Feb 08, 2021 | by Budi Tanrim
Human-centered team vs. Feature-centered team – Strategic relationship
It is doable to move from a feature-centered to a human-centered team, but it requires a lot of work. Your end goal here is to build strategic trust.
What is it like to get strategic trust? It’s when your team has enough space to solve the customer problems without anyone giving you a specific solution. The conversation could change from: “Can you add more entry points on the homepage?” into “Here’s the business target, go figure out how to achieve it.” You can solve the real customer needs and innovate.
But to get there, you need to shift the conversation to the outcome first.
The executives care about the business outcome. Yet, if you notice, in the feature-centered team, you don’t discuss the outcome with the exec. You talk about the solution. For example, you may often hear these: redesign a page, provide more payment options, or make the promotion banner bigger. Those are solutions. Try to dig the outcome they expect behind that solution.
Say the exec asks you to integrate more payment methods in the checkout. Don’t be naive and say you need to do user research first. Unfortunately, the exec doesn’t have much patience to wait for your 2 or 3 weeks of research.
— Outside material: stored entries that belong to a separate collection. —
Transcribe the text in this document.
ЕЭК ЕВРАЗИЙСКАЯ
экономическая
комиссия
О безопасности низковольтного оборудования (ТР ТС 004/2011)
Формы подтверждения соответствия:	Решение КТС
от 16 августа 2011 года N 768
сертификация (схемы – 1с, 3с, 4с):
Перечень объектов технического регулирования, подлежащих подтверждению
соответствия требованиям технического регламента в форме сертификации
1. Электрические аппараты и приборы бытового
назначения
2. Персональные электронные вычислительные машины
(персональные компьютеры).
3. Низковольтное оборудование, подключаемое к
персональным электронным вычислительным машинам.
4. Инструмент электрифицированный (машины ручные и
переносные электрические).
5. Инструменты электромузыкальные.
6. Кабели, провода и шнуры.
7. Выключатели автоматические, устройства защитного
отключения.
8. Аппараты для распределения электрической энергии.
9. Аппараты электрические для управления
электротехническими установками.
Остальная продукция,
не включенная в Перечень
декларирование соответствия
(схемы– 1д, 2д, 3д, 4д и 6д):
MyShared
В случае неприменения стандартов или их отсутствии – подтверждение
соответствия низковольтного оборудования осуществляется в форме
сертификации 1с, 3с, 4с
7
In this situation, try to understand what’s the outcome of that request. Is the intention to increase the conversation during the checkout? If so, go ahead and execute that while keeping track of the conversion rate. Chances are, the business objective will not hit the target. At that moment, your goal is to help the exec realize their request doesn’t get them closer to the expected outcome. You have to make this clear when the business outcome of their solution is off-target.
When they started to realize that, you should do your homework, allocate proper time for your researcher to do user research. Next time, when that same conversation happens, you can start giving an alternative. This is where the strategic insights will be helpful – which we’ll discuss on the next post.
This is how I’d build the relationship in this situation: Help them understand their request is not getting us anywhere and suggest a better alternative by providing user insight that connected to their business objective.